Которые хоть немного объясняют «зависимость женщины от груди своей», «подчиненность женщины груди». Когда спина несет мешок, и глаз смотрит на письменный стол с бумагами, и «лицо» говорит комплименты всем «лицам на базаре», — то женщина и вообще человек не чувствует ничего в остальном существе своем. Но вы замечали странную задумчивость, — блаженную, сияющую, глубоко тихую и в сущности глубоко религиозную, — когда ребенок сосет грудь женщины. Нам (мужчинам) это непонятно и понятнее, ибо выражается словесно, — другое: когда муж ласкает или просто любуется на кормящую жену свою. Это выражается ею в полупонятном звуке, во взгляде, в рукопожатии. В воспоминаниях потом: «Помнишь, это было, когда ты вошел...» В этом случае разливается во всей женщине, — нельзя сказать, что «в теле» ее, ибо душевная радость еще сильнее, и нельзя сказать, что «в душе», ибо ощущается слишком телесно, в приливе молока к грудям, в приливе крови к щекам, в навернувшейся на ресницах слезе, — счастье.

Счастье? 

Да. Ну, а счастье всегда «господин мой». Мне становится лучше, щеки зарумяниваются, дыхание — полнее и глубже, «что-то в спине» от затылка вниз струится, таз, бедра, — все, все как бы наполняется тем воздушным, теплым и легким... Да нет, это не то.

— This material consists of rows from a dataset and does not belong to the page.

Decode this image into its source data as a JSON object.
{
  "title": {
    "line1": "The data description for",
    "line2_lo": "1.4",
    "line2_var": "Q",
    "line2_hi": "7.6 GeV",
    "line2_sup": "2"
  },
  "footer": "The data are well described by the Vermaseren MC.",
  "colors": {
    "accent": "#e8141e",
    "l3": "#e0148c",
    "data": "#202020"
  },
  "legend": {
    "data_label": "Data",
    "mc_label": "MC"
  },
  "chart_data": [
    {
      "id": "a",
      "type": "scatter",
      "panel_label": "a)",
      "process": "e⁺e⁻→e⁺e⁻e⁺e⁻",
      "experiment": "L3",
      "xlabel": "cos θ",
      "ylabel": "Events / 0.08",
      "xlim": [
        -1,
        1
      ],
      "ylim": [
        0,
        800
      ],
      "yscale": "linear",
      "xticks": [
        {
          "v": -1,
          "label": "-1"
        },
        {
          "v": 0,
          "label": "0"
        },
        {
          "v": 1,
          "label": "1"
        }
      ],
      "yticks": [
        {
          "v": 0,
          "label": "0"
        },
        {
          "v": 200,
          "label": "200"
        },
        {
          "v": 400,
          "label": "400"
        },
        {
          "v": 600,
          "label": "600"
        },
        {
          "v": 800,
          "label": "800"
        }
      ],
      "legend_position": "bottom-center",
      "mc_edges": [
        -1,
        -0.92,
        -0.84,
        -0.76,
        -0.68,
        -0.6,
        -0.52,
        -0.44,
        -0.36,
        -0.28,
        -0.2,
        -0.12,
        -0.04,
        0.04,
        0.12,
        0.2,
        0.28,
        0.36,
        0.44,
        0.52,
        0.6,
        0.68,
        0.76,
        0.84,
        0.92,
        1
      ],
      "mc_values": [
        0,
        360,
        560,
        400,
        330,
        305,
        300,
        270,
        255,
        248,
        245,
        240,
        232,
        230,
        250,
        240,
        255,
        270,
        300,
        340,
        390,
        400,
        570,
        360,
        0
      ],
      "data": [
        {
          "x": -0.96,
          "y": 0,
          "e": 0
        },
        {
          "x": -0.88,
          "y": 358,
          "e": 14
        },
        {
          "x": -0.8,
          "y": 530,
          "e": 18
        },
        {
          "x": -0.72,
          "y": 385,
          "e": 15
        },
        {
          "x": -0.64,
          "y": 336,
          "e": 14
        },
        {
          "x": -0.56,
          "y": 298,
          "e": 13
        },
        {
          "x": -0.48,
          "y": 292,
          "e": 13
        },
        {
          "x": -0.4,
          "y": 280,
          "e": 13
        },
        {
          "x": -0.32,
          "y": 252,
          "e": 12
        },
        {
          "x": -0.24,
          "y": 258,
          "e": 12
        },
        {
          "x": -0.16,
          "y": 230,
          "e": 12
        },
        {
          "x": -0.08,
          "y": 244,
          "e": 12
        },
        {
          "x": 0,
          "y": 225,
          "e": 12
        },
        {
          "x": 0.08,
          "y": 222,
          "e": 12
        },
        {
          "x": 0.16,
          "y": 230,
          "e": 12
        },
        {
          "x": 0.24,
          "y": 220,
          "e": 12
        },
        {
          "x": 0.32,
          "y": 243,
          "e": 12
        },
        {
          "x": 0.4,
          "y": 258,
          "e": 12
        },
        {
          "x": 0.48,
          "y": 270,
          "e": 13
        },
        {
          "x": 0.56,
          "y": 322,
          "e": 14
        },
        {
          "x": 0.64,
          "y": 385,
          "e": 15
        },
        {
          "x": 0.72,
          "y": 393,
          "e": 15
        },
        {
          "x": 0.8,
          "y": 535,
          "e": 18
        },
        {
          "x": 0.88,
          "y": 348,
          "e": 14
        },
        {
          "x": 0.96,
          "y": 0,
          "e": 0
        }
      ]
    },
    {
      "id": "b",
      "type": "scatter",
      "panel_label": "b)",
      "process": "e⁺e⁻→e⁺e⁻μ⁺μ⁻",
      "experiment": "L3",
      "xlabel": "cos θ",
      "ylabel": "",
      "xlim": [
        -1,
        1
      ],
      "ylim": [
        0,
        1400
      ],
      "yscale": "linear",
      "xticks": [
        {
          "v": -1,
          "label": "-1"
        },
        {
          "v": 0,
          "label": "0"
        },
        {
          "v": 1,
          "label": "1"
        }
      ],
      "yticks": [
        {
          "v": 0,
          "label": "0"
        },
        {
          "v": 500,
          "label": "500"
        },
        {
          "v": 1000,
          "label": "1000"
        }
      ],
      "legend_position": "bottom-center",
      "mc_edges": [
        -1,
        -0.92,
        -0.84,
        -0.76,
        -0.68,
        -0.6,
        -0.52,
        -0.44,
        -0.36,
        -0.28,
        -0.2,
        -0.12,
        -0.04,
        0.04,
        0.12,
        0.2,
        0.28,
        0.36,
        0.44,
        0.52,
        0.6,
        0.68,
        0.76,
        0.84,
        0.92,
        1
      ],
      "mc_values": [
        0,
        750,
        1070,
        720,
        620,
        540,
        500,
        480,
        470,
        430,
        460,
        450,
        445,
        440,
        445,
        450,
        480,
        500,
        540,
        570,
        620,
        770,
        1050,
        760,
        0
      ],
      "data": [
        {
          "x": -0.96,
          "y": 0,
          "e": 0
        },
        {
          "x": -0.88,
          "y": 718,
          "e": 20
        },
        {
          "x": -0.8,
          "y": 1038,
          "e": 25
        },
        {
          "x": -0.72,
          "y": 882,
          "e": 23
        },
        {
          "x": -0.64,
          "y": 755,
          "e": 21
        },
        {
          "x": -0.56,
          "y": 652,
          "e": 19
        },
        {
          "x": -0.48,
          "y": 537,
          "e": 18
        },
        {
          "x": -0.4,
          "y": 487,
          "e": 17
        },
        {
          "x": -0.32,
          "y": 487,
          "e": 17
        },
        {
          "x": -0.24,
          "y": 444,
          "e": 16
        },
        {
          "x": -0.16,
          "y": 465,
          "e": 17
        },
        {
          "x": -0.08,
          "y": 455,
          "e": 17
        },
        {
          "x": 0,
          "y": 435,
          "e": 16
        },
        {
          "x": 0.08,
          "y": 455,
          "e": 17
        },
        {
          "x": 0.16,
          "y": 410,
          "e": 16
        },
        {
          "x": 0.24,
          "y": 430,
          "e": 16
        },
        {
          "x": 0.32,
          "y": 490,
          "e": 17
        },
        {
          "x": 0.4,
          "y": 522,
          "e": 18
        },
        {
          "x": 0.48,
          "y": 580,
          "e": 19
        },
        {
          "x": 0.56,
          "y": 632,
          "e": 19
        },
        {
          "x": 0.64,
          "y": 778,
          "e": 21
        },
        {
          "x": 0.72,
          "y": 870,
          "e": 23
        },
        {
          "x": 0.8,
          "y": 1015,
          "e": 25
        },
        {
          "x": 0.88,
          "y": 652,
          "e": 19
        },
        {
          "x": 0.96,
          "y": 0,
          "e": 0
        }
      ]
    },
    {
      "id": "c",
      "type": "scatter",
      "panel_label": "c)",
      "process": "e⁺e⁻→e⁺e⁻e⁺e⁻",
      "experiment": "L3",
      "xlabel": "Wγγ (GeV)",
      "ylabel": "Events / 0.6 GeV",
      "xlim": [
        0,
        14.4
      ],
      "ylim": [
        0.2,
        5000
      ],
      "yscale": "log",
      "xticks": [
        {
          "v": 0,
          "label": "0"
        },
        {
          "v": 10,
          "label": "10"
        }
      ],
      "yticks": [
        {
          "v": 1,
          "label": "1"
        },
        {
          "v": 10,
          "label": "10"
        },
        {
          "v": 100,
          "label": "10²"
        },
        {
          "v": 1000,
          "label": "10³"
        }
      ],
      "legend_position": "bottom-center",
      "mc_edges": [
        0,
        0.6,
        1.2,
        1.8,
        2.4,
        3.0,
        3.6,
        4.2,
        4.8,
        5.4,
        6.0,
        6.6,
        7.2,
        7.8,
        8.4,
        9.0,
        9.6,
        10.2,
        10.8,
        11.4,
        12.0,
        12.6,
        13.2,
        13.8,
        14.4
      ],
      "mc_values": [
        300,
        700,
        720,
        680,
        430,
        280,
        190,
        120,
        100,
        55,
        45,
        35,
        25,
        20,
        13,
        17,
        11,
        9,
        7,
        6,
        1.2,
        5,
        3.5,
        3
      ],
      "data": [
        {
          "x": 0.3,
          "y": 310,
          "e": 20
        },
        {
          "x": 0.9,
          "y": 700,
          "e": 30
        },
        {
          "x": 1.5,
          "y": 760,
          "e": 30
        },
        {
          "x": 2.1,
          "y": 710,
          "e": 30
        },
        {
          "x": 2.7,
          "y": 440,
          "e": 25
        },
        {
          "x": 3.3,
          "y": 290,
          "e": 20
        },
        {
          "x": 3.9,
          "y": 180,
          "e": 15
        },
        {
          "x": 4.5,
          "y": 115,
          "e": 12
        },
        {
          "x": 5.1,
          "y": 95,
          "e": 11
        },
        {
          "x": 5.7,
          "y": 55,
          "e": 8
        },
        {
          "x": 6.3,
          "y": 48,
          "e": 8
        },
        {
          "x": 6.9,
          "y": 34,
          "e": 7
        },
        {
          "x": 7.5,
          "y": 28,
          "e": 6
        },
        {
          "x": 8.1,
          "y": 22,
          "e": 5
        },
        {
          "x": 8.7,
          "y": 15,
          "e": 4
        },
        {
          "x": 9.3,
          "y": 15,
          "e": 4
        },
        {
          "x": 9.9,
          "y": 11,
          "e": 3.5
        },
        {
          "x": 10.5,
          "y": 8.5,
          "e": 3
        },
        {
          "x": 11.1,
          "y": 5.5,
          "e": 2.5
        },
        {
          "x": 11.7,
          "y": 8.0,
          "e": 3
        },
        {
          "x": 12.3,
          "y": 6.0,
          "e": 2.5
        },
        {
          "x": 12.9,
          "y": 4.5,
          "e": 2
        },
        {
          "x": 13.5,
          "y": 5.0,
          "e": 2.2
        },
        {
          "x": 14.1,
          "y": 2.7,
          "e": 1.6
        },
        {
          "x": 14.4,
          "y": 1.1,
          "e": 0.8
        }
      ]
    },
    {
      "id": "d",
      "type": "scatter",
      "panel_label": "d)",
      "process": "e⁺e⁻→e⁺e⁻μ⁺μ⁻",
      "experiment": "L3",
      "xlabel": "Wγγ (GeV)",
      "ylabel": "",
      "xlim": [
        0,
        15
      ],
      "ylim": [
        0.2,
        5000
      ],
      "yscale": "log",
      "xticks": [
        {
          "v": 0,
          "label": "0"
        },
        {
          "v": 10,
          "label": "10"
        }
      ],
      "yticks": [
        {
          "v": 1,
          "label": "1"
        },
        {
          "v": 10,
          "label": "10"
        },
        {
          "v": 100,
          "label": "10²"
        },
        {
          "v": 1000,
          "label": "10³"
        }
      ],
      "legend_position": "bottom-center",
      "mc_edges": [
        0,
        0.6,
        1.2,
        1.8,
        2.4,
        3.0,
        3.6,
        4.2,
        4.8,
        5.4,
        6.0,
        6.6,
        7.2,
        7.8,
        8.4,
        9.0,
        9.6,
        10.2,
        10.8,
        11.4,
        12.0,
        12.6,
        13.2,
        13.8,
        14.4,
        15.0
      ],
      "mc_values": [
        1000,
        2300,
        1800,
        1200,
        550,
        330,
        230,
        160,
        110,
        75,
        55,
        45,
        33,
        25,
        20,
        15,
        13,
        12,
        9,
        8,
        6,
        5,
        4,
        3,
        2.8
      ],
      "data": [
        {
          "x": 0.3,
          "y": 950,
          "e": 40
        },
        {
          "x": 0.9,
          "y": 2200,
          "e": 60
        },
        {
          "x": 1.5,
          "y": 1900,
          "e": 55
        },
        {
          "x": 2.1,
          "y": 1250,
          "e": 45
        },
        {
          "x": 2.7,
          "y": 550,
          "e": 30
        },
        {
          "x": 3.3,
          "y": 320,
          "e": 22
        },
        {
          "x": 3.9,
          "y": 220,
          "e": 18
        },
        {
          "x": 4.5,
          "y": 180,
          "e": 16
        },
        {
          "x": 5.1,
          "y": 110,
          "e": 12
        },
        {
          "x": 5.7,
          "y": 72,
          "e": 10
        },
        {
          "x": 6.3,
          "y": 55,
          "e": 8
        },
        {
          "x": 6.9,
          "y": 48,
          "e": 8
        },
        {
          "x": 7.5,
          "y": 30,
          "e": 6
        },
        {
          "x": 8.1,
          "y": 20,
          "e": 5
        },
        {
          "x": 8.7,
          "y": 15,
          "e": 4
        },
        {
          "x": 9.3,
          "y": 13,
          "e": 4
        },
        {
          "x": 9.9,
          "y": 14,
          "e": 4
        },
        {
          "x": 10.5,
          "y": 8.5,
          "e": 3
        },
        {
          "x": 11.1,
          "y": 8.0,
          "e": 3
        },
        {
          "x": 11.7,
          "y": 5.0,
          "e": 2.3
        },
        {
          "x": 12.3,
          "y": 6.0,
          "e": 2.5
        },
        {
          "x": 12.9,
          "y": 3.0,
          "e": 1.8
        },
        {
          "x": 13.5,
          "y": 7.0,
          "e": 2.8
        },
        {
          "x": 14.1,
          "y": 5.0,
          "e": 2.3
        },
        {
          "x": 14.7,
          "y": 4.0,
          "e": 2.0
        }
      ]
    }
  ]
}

 Я счастлива! — И она сияет.

 Ну вот я теперь успокоилась, — если была тревога.

 Побудь еще со мною. — Это — милому.

Как же не «domine» и даже «Domine»! »

«Господь с нами теперь. Как я обрадована».

— Чем?

Что вошла не «ненужная мать», до которой все это не относится, а муж, «с которым мы родили этого сосуна», «нашего ребенка».

«Нашего?»

Удивительно. «Третий», который есть «не свой» до поры до времени, пока сосет грудь и несколько далее, а «наш»: однако же и не мой, этого не смеет о нем сказать мать, хотя он сосет ее грудь и хотя она его выносила в чреве; а «наш», «мужа и мой», и даже у нее есть невольное, стыдное, но самое мучительно страстное желание сказать — «его ребенок», «от него ребенок», «мой — но от него» и потому «наш». Но, — о Господи: ни в каком случае не «мой только», не «меня одной». — «Что́ я за резинка, которая лопнула и высвободила из себя ребенка». Гадость! Ужас!

«Меня одной» — томительно, страшно, холодно, безнежно, механично, внешне, ненужно, пародия, кукла, извращение законов естества и Божиих.

«Наш» и — особенно, затаившись и покраснев: — «от него»...

Стыд и счастье, мука и блаженство, холод и жар, снег альпийский и какое-то небесное пламя, которое жжет и уже проходит не по одной спине, а забивается в пятки, и ноги трясутся.

«Это от него!..

В тот стыдливейший час...

Которого не пересказать кому-нибудь. 

Не шепнуть даже матери об этом часе... 

Который видели только он и я...

И который был так счастлив: точно Альпы все превратились в золото и это золото все просыпалось в меня.

И я не разорвалась: а раздвинулась в ширину Альп и еле пришла в себя...

Миры ходили во мне.

И миры родила я. Это — мой ребенок. Из него — опять ребенок. И — еще, еще, вечно... Мириады, целое Небо.

А если бы нет, — я умерла бы одна, как скошенная былинка в поле, без имени, без памяти, забытая, ненужная.

Одна».

И потому не мать меня родила, а муж меня родил и вечно рождает, — рождает желанием своим, вот что любуется мною в кормлении, вот что нежит меня и хочет меня. Я живу через его «хочу», и во мне нет иной воли, как чтобы быть «его», «принадлежать ему» и во всем так относиться к нему, как ребенок относится ко мне, т.е. зависимо, поглощенною, имея «корень» себя в нем (муже), а в себе, — в прическе, в платьях, грудях красивых, имея лишь крону и листы, наружность и поверхность; согласна — я «красива» и «красота», так поют все обо мне, но я его красота, «которую он имеет для себя» и собственно имеет... коротко и только — для своего наслаждения.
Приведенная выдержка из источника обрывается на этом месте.